A bricks-and-mortar footnote to political and journalistic history – the apartment where reporter Bob Woodward left messages for his source “Deep Throat” – is up for sale.

The 450-sq ft apartment in the Dupont Circle neighbourhood of Washington DC, has gone on the market for $349,000.

“The light filled bedroom has an attached bathroom and closet space,” says the property’s listing, which does not mention its role in history. “Laundry is just steps down the hall. Come see this great condo close to it all.”

The street on which the apartment is located – P Street – is as quiet today as it was almost 50 years ago when it was rented by Woodward, a Washington Post reporter.

But unknown to his neighbours, and to the person who occupied a far grander property a few miles away at 1600 Pennsylvania Ave, the flat performed a vital role when Woodward wanted to contact the source, who would help him and his colleague, Carl Bernstein, reveal the Watergate scandal that led to Richard Nixon’s downfall.

In their 1974 book All the President’s Men, which would subsequently be made into a movie with Robert Redford starring as Woodward, and Dustin Hoffman as Bernstein, the pair described how Woodward would contact Deep Throat, the name they gave to their source.

“When Woodward had an urgent inquiry to make, he would move the flower pot with the red flag to the rear of the balcony. During the day, Deep Throat would check to see if the pot had been moved. If it had, he and Woodward would meet at about 2.00am in a predesignated underground parking garage,” they wrote

“If Deep Throat wanted a meeting there was a different procedure. Each morning, Woodward would check page 20 of his New York Times, delivered to his apartment house before 7am. If a meeting was requested, the page number would be circled and the hands of a clock indicating the time of the rendezvous would appear in a lower corner of the page.”

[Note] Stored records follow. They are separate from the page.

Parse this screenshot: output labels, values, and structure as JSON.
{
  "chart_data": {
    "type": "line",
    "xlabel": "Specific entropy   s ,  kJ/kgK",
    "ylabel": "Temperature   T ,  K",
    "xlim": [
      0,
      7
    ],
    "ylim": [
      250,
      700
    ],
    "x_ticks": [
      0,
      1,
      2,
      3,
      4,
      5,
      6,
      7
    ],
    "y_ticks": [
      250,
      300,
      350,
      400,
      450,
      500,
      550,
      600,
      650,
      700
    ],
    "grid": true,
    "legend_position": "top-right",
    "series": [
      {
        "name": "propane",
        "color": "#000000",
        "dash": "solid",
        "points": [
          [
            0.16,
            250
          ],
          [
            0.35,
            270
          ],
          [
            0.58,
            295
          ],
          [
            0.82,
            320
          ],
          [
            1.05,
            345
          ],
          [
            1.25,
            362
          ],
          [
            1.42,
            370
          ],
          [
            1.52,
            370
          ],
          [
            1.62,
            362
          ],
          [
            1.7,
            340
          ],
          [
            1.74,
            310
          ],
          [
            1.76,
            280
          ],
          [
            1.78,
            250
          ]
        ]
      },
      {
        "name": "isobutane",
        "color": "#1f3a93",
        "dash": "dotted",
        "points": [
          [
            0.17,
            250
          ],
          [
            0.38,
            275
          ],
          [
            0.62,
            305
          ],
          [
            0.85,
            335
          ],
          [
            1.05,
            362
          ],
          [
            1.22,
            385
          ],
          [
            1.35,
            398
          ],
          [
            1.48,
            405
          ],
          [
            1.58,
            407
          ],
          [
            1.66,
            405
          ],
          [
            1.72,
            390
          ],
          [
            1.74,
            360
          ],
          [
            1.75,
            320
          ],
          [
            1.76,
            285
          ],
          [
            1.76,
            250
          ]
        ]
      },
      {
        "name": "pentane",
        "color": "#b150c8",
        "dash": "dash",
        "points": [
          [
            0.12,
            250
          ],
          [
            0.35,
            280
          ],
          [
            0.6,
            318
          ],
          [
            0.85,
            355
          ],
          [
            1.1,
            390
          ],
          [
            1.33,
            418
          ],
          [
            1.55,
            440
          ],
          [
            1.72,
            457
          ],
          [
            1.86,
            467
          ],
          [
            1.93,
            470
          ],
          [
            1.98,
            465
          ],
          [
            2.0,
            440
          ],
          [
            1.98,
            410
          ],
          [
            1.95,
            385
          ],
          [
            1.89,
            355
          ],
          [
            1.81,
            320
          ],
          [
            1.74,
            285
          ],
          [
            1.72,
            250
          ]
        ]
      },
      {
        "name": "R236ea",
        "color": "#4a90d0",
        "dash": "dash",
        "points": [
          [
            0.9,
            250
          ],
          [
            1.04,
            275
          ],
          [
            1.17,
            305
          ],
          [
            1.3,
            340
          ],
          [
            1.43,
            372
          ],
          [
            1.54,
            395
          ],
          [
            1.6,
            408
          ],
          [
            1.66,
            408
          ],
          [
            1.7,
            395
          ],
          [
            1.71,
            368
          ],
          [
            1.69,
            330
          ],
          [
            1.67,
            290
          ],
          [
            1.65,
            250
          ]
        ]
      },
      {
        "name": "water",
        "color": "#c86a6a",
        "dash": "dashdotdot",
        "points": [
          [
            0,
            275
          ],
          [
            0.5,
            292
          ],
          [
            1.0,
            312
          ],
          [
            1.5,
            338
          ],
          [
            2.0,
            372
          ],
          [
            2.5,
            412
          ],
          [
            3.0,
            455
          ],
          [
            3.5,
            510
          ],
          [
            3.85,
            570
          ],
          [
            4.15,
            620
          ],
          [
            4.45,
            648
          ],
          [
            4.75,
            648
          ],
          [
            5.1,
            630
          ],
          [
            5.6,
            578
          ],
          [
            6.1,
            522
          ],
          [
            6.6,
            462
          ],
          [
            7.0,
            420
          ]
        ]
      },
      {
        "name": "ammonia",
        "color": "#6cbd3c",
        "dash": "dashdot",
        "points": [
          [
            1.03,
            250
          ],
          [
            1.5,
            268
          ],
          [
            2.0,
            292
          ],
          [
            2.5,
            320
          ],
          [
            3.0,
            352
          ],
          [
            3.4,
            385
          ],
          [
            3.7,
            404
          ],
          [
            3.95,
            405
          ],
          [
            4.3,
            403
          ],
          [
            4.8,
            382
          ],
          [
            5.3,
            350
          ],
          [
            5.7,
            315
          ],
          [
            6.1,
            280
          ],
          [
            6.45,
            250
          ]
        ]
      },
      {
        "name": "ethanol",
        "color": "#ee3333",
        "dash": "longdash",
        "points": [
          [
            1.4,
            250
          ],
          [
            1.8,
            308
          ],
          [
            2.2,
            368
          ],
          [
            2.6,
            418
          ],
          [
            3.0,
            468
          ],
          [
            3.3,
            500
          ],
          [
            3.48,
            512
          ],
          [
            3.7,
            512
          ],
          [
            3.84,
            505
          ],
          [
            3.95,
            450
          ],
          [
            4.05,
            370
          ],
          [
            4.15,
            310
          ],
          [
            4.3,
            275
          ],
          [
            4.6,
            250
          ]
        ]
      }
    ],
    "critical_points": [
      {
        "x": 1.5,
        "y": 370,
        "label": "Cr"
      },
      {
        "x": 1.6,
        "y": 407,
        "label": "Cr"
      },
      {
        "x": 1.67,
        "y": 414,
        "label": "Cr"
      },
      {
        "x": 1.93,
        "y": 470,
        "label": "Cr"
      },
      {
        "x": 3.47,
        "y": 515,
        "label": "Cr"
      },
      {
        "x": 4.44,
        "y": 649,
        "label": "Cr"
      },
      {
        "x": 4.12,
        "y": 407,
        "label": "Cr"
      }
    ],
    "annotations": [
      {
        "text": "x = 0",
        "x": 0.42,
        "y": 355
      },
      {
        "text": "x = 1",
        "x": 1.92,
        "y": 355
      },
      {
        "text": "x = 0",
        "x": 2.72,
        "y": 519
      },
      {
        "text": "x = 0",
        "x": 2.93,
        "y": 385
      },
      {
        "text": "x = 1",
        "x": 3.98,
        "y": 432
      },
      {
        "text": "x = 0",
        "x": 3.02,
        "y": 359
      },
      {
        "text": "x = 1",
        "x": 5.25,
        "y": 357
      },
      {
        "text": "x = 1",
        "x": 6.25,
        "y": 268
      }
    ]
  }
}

Molly Peter, one of the apartment’s listing agents with Compass, told The Independent the property’s history was well known among Washingtonians.

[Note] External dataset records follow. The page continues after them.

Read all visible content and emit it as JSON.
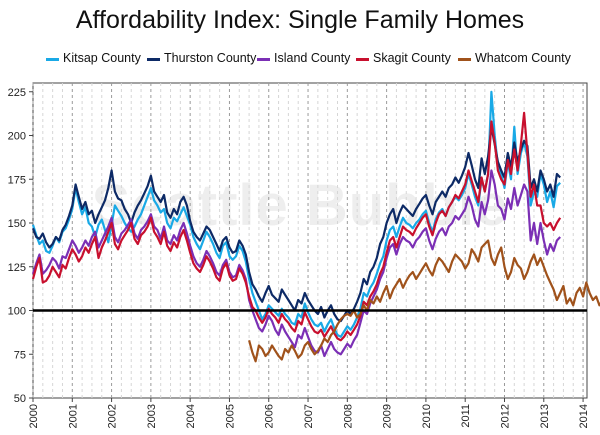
{
  "chart_data": {
    "type": "line",
    "title": "Affordability Index: Single Family Homes",
    "xlabel": "",
    "ylabel": "",
    "xlim": [
      2000,
      2014.1
    ],
    "ylim": [
      50,
      230
    ],
    "yticks": [
      50,
      75,
      100,
      125,
      150,
      175,
      200,
      225
    ],
    "xticks": [
      "2000",
      "2001",
      "2002",
      "2003",
      "2004",
      "2005",
      "2006",
      "2007",
      "2008",
      "2009",
      "2010",
      "2011",
      "2012",
      "2013",
      "2014"
    ],
    "reference_line": 100,
    "grid": "vertical dashed, yearly minor",
    "legend_position": "top",
    "watermark": "Seattle Bubble",
    "series": [
      {
        "name": "Kitsap County",
        "color": "#19a9e6",
        "start_year": 2000,
        "values": [
          149,
          143,
          138,
          140,
          134,
          133,
          137,
          142,
          139,
          145,
          147,
          152,
          158,
          170,
          162,
          155,
          159,
          150,
          148,
          142,
          149,
          152,
          146,
          139,
          149,
          160,
          157,
          154,
          150,
          147,
          145,
          148,
          152,
          155,
          160,
          165,
          170,
          163,
          160,
          156,
          158,
          150,
          147,
          153,
          151,
          155,
          159,
          154,
          149,
          142,
          138,
          135,
          140,
          145,
          142,
          138,
          133,
          130,
          137,
          139,
          131,
          129,
          131,
          137,
          134,
          128,
          118,
          110,
          105,
          100,
          95,
          98,
          103,
          101,
          99,
          97,
          101,
          98,
          96,
          93,
          92,
          98,
          96,
          104,
          99,
          95,
          92,
          91,
          93,
          88,
          92,
          95,
          90,
          86,
          85,
          88,
          91,
          89,
          92,
          96,
          101,
          110,
          108,
          113,
          116,
          121,
          127,
          131,
          140,
          146,
          148,
          142,
          148,
          153,
          150,
          149,
          147,
          150,
          152,
          155,
          157,
          150,
          145,
          152,
          156,
          158,
          154,
          159,
          162,
          165,
          163,
          166,
          170,
          178,
          172,
          165,
          160,
          175,
          168,
          178,
          225,
          200,
          182,
          178,
          170,
          185,
          175,
          205,
          178,
          190,
          196,
          188,
          160,
          168,
          165,
          178,
          172,
          162,
          168,
          159,
          171,
          173
        ]
      },
      {
        "name": "Thurston County",
        "color": "#0d2a66",
        "start_year": 2000,
        "values": [
          147,
          142,
          141,
          144,
          139,
          136,
          138,
          142,
          140,
          146,
          149,
          154,
          160,
          172,
          165,
          158,
          162,
          155,
          157,
          150,
          155,
          159,
          163,
          170,
          180,
          168,
          164,
          163,
          158,
          155,
          150,
          156,
          160,
          163,
          167,
          171,
          177,
          168,
          165,
          162,
          166,
          156,
          153,
          158,
          155,
          162,
          165,
          160,
          151,
          145,
          142,
          140,
          144,
          148,
          146,
          142,
          138,
          134,
          140,
          142,
          136,
          133,
          134,
          140,
          137,
          132,
          122,
          115,
          112,
          108,
          105,
          110,
          114,
          109,
          107,
          105,
          112,
          109,
          106,
          103,
          100,
          106,
          104,
          110,
          106,
          103,
          100,
          98,
          102,
          96,
          100,
          103,
          98,
          95,
          94,
          97,
          100,
          98,
          101,
          105,
          110,
          118,
          115,
          122,
          125,
          130,
          138,
          142,
          150,
          155,
          158,
          150,
          156,
          160,
          158,
          156,
          154,
          158,
          161,
          164,
          166,
          160,
          155,
          162,
          165,
          168,
          165,
          170,
          172,
          176,
          173,
          177,
          182,
          190,
          183,
          175,
          170,
          187,
          178,
          188,
          205,
          195,
          185,
          180,
          176,
          190,
          182,
          196,
          185,
          192,
          197,
          194,
          170,
          175,
          168,
          180,
          175,
          168,
          172,
          165,
          178,
          176
        ]
      },
      {
        "name": "Island County",
        "color": "#7b2fb5",
        "start_year": 2000,
        "values": [
          null,
          null,
          null,
          null,
          null,
          null,
          null,
          null,
          null,
          null,
          null,
          null,
          null,
          null,
          null,
          null,
          null,
          null,
          null,
          null,
          null,
          null,
          null,
          null,
          null,
          null,
          null,
          null,
          null,
          null,
          null,
          null,
          null,
          null,
          null,
          null,
          null,
          null,
          null,
          null,
          null,
          null,
          null,
          null,
          null,
          null,
          null,
          null,
          null,
          null,
          null,
          null,
          null,
          null,
          null,
          null,
          null,
          null,
          null,
          null,
          null,
          null,
          null,
          null,
          null,
          null,
          null,
          null,
          null,
          null,
          null,
          null,
          null,
          null,
          null,
          null,
          null,
          null,
          null,
          null,
          null,
          null,
          null,
          null,
          null,
          null,
          null,
          null,
          null,
          null,
          null,
          null,
          null,
          null,
          null,
          null,
          null,
          null,
          null,
          null,
          null,
          null,
          null,
          null,
          null,
          null,
          null,
          null,
          null,
          null,
          null,
          null,
          null,
          null,
          null,
          null,
          null,
          null,
          null,
          null,
          null,
          null,
          null,
          null,
          null,
          null,
          null,
          null,
          null,
          null,
          null,
          null,
          null,
          null,
          null,
          null,
          null,
          null,
          null,
          null,
          null,
          null,
          null,
          null,
          null,
          null,
          null,
          null,
          null,
          null,
          null,
          null,
          null,
          null,
          null,
          null,
          null,
          null,
          null,
          null,
          null,
          null
        ]
      },
      {
        "name": "Skagit County",
        "color": "#c8102e",
        "start_year": 2000,
        "values": [
          118,
          125,
          130,
          116,
          117,
          120,
          125,
          122,
          119,
          126,
          124,
          130,
          135,
          132,
          128,
          131,
          136,
          133,
          138,
          142,
          130,
          136,
          140,
          145,
          150,
          138,
          135,
          140,
          143,
          146,
          150,
          141,
          138,
          143,
          145,
          148,
          153,
          145,
          142,
          138,
          145,
          137,
          134,
          139,
          136,
          142,
          146,
          140,
          133,
          127,
          124,
          122,
          126,
          131,
          128,
          124,
          119,
          117,
          124,
          127,
          120,
          117,
          118,
          124,
          121,
          116,
          108,
          102,
          100,
          96,
          93,
          96,
          101,
          98,
          96,
          93,
          98,
          95,
          93,
          90,
          88,
          94,
          92,
          99,
          95,
          91,
          88,
          87,
          89,
          85,
          88,
          91,
          87,
          84,
          83,
          85,
          88,
          86,
          89,
          92,
          97,
          105,
          103,
          108,
          111,
          115,
          121,
          125,
          133,
          140,
          142,
          136,
          142,
          148,
          146,
          145,
          143,
          147,
          150,
          153,
          155,
          148,
          143,
          150,
          155,
          157,
          154,
          159,
          162,
          166,
          164,
          168,
          172,
          180,
          174,
          168,
          162,
          176,
          168,
          178,
          208,
          196,
          180,
          175,
          172,
          186,
          178,
          192,
          180,
          195,
          213,
          190,
          165,
          172,
          160,
          160,
          150,
          148,
          150,
          146,
          150,
          153
        ]
      },
      {
        "name": "Whatcom County",
        "color": "#a0521b",
        "start_year": 2000,
        "values": [
          null,
          null,
          null,
          null,
          null,
          null,
          null,
          null,
          null,
          null,
          null,
          null,
          null,
          null,
          null,
          null,
          null,
          null,
          null,
          null,
          null,
          null,
          null,
          null,
          null,
          null,
          null,
          null,
          null,
          null,
          null,
          null,
          null,
          null,
          null,
          null,
          null,
          null,
          null,
          null,
          null,
          null,
          null,
          null,
          null,
          null,
          null,
          null,
          null,
          null,
          null,
          null,
          null,
          null,
          null,
          null,
          null,
          null,
          null,
          null,
          null,
          null,
          null,
          null,
          null,
          null,
          null,
          null,
          null,
          null,
          null,
          null,
          null,
          null,
          null,
          null,
          null,
          null,
          null,
          null,
          null,
          null,
          null,
          null,
          null,
          null,
          null,
          null,
          null,
          null,
          null,
          null,
          null,
          null,
          null,
          null,
          null,
          null,
          null,
          null,
          null,
          null,
          null,
          null,
          null,
          null,
          null,
          null,
          null,
          null,
          null,
          null,
          null,
          null,
          null,
          null,
          null,
          null,
          null,
          null,
          null,
          null,
          null,
          null,
          null,
          null,
          null,
          null,
          null,
          null,
          null,
          null,
          null,
          null,
          null,
          null,
          null,
          null,
          null,
          null,
          null,
          null,
          null,
          null,
          null,
          null,
          null,
          null,
          null,
          null,
          null,
          null,
          null,
          null,
          null,
          null,
          null,
          null,
          null,
          null,
          null,
          null
        ]
      }
    ]
  }
}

“We have already have five or six offers,” she said. “And at the recent open house, I think think we got a lot of people who were there because they wanted to see a bit of history.”

Woodward and Bernstein kept their promise never to reveal, without his permission, the identity of their source, who helped them publish a series of exclusives about the Nixon-orchestrated break-in at the Democratic National Committee’s headquarters in the Watergate building, and the subsequent cover up.

In 2005, Vanity Fair magazine identified former top FBI official Mark Felt as Deep Throat. The following day, Woodward revealed how he had met Felt by chance, and worked to build his trust. Felt died in 2008.

“In 1970, when I was serving as a lieutenant in the US Navy and assigned to Adm Thomas Moorer, the chief of naval operations, I sometimes acted as a courier, taking documents to the White House,” he wrote.

“One evening I was dispatched with a package to the lower level of the West Wing of the White House, where there was a little waiting area near the Situation Room. It could be a long wait for the right person to come out and sign for the material, sometimes an hour or more, and after I had been waiting for a while a tall man with perfectly combed grey hair came in and sat down near me.”